You are viewing a plain text version of this content. The canonical link for it is here.

Posted to dev@arrow.apache.org by Joris Van den Bossche <jo...@gmail.com> on 2021/07/06 06:48:13 UTC

Re: [python] [iter_batches] Is there any value to an iterator based parquet reader in python?

There is a recent JIRA where a row-wise iterator was discussed:
https://issues.apache.org/jira/browse/ARROW-12970.

This should not be too hard to add (although there is a linked JIRA about
improving the performance of the pyarrow -> python objects conversion,
which might require some more engineering work to do), but of course what's
proposed in the JIRA is starting from a materialized record batch (so
similarly as the gist here, but I think this is good enough?).
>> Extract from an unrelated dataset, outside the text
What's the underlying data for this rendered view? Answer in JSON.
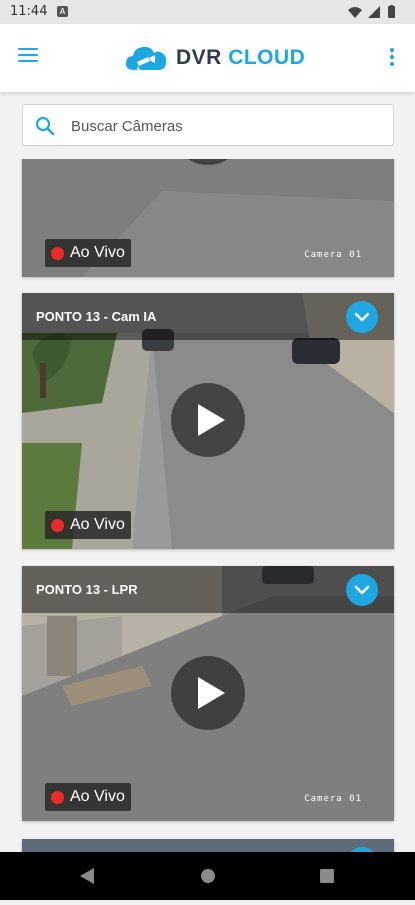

On Tue, 6 Jul 2021 at 05:03, Micah Kornfield <em...@gmail.com> wrote:

> I think this type of thing does make sense, at some point people like to
> be be able see their data in rows.
>
> It probably pays to have this conversation on dev@.  Doing this in a
> performant way might take some engineering work, but having a quick
> solution like the one described above might make sense.
>
> -Micah
>
> On Sun, Jun 27, 2021 at 6:23 AM Grant Williams <gr...@grantwilliams.dev>
> wrote:
>
>> Hello,
>>
>> I've found myself wondering if there is a use case for using the
>> iter_batches method in python as an iterator in a similar style to a
>> server-side cursor in Postgres. Right now you can use an iterator of record
>> batches, but I wondered if having some sort of python native iterator might
>> be worth it? Maybe a .to_pyiter() method that converts it to a lazy &
>> batched iterator of native python objects?
>>
>> Here is some example code that shows a similar result.
>>
>> from itertools import chain
>> from typing import Tuple, Any
>>
>> def iter_parquet(parquet_file, columns = None, batch_size=1_000) -> Tuple[Any]:
>>
>>         record_batches = parquet_file.iter_batches(batch_size=batch_size, columns=columns)
>>
>>         # convert from columnar format of pyarrow arrays to a row format of python objects (yields tuples)
>>         yield from chain.from_iterable(zip(*map(lambda col: col.to_pylist(), batch.columns)) for batch in record_batches)
>>
>> (or a gist if you prefer:
>> https://gist.github.com/grantmwilliams/143fd60b3891959a733d0ce5e195f71d)
>>
>> I realize arrow is a columnar format, but I wonder if having the buffered
>> row reading as a lazy iterator is a common enough use case with parquet +
>> object storage being so common as a database alternative.
>>
>> Thanks,
>> Grant
>>
>> --
>> Grant Williams
>> Machine Learning Engineer
>> https://github.com/grantmwilliams/
>>
>

Re: [python] [iter_batches] Is there any value to an iterator based parquet reader in python?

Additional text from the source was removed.